NextFin News - The Indian government is moving to drastically compress the window for social media platforms to remove "unlawful" content to just 60 minutes, a regulatory acceleration that has triggered a formal challenge from digital rights advocates over the erosion of due process. The Internet Freedom Foundation (IFF), a prominent New Delhi-based digital liberties organization, filed a representation with the Ministry of Electronics and Information Technology (MeitY) on April 1, 2026, demanding that the government halt these "opaque" amendments and adhere to the 2014 Pre-Legislative Consultation Policy.
The proposed shift to a one-hour takedown mandate follows a February 2026 amendment that had already slashed the response time from 36 hours to three hours for general unlawful content, and to two hours for non-consensual intimate imagery. According to reports from The Indian Express and Business Standard, the ministry is now considering a further reduction to a single hour, alongside a broadened definition of "obscene" content. This new definition would reportedly encompass material that "criticizes segments of social, public and moral life of the country," a phrasing that legal experts warn could be weaponized against political satire and dissent.

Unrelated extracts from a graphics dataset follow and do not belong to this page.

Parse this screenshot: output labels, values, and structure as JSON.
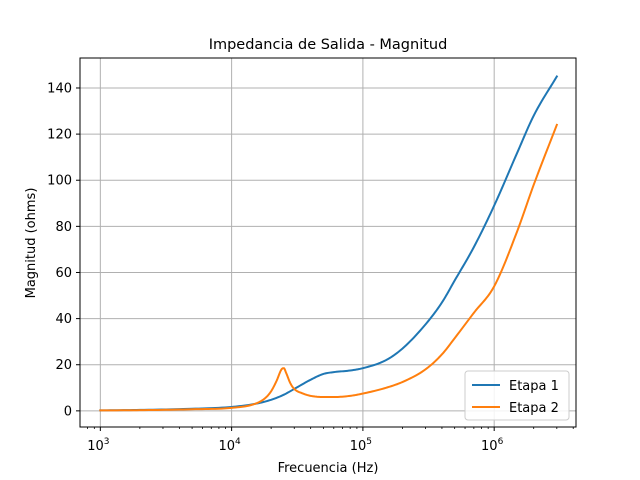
{
  "chart_data": {
    "type": "line",
    "title": "Impedancia de Salida - Magnitud",
    "xlabel": "Frecuencia (Hz)",
    "ylabel": "Magnitud (ohms)",
    "x_scale": "log",
    "xlim": [
      700,
      4200000
    ],
    "ylim": [
      -7,
      153
    ],
    "xticks": [
      {
        "base": "10",
        "exp": "3",
        "value": 1000
      },
      {
        "base": "10",
        "exp": "4",
        "value": 10000
      },
      {
        "base": "10",
        "exp": "5",
        "value": 100000
      },
      {
        "base": "10",
        "exp": "6",
        "value": 1000000
      }
    ],
    "yticks": [
      0,
      20,
      40,
      60,
      80,
      100,
      120,
      140
    ],
    "grid": true,
    "legend_position": "lower-right",
    "series": [
      {
        "name": "Etapa 1",
        "color": "#1f77b4",
        "x": [
          1000,
          2000,
          5000,
          10000,
          15000,
          20000,
          25000,
          30000,
          40000,
          50000,
          60000,
          80000,
          100000,
          150000,
          200000,
          300000,
          400000,
          500000,
          700000,
          1000000,
          1500000,
          2000000,
          3000000
        ],
        "y": [
          0.2,
          0.4,
          0.9,
          1.7,
          3.0,
          4.8,
          7.0,
          9.5,
          13.5,
          16.0,
          16.8,
          17.5,
          18.5,
          22.0,
          27.0,
          37.5,
          47.0,
          56.5,
          71.0,
          89.0,
          112.0,
          128.0,
          145.0
        ]
      },
      {
        "name": "Etapa 2",
        "color": "#ff7f0e",
        "x": [
          1000,
          2000,
          5000,
          10000,
          15000,
          18000,
          20000,
          22000,
          24000,
          25000,
          26000,
          28000,
          30000,
          35000,
          40000,
          50000,
          60000,
          80000,
          100000,
          150000,
          200000,
          300000,
          400000,
          500000,
          700000,
          1000000,
          1500000,
          2000000,
          3000000
        ],
        "y": [
          0.2,
          0.3,
          0.7,
          1.3,
          3.0,
          5.5,
          8.5,
          13.0,
          18.0,
          18.5,
          16.5,
          12.0,
          9.5,
          7.5,
          6.5,
          6.0,
          6.0,
          6.5,
          7.5,
          10.0,
          12.5,
          18.0,
          24.5,
          31.5,
          42.5,
          54.0,
          78.0,
          98.0,
          124.0
        ]
      }
    ]
  }
}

The IFF, which has historically maintained a critical stance toward the expansion of executive power over the internet, argues that these changes are being pushed through without the mandatory 30-day public consultation period. The foundation’s background as a persistent litigant against the 2021 IT Rules suggests this latest move is part of a long-standing friction between the state’s desire for real-time content control and civil society’s demand for judicial oversight. The IFF’s position, while influential among digital rights circles, often clashes with the government’s stated objective of curbing "viral harms" and deepfakes in a high-speed information environment.
For social media intermediaries, the one-hour window represents a near-impossible operational hurdle. Industry executives, speaking on condition of anonymity to major financial outlets, have noted that such a timeline leaves virtually no room for legal review or contextual assessment. The result is a "precautionary takedown" culture where platforms, fearing the loss of "safe harbor" immunity under Section 79 of the IT Act, will likely automate removals based on government notices without questioning their validity. This shift effectively transfers the power of censorship from the judiciary to administrative officials and automated algorithms.

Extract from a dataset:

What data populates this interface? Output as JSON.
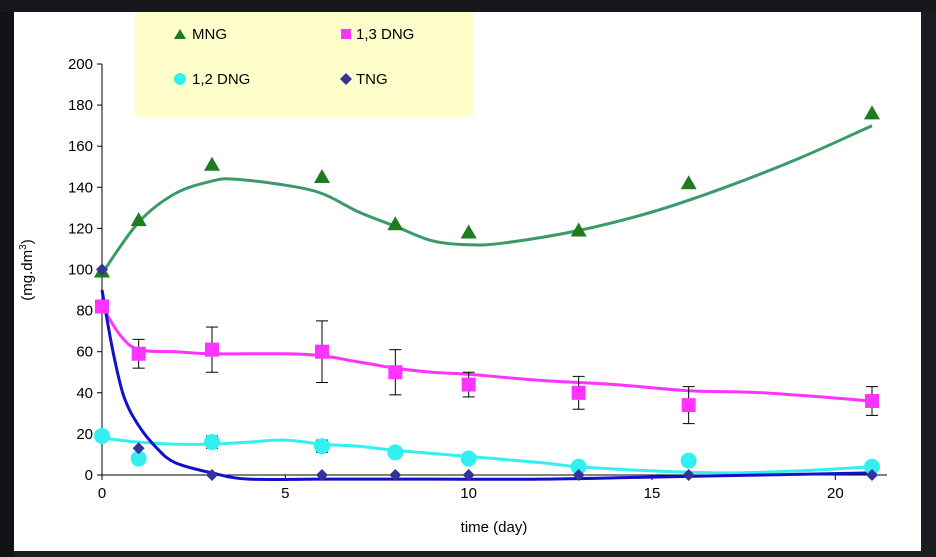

The Draft IT Second Amendment Rules, released on March 30, 2026, further tighten this grip by mandating that platforms comply with "advisories, SOPs, and guidelines" issued by MeitY to maintain their legal protections. This effectively elevates departmental memos to the status of law, bypassing the constitutional safeguards established in the 2015 Shreya Singhal judgment. Furthermore, the rules seek to expand the oversight of the Ministry of Information and Broadcasting to individual users who post news-related content, potentially bringing independent commentators and comedians under the same regulatory scrutiny as large media houses.
While the government justifies these measures as necessary to combat the rapid spread of AI-generated misinformation and "obscene" content, the lack of a transparent feedback loop remains the primary point of contention. The IFF has requested an extension of the comment period until April 30, 2026, and a secondary window for counter-comments. As the April 14 deadline for the current draft approaches, the tension between administrative efficiency and democratic consultation is set to define the next phase of India’s digital governance.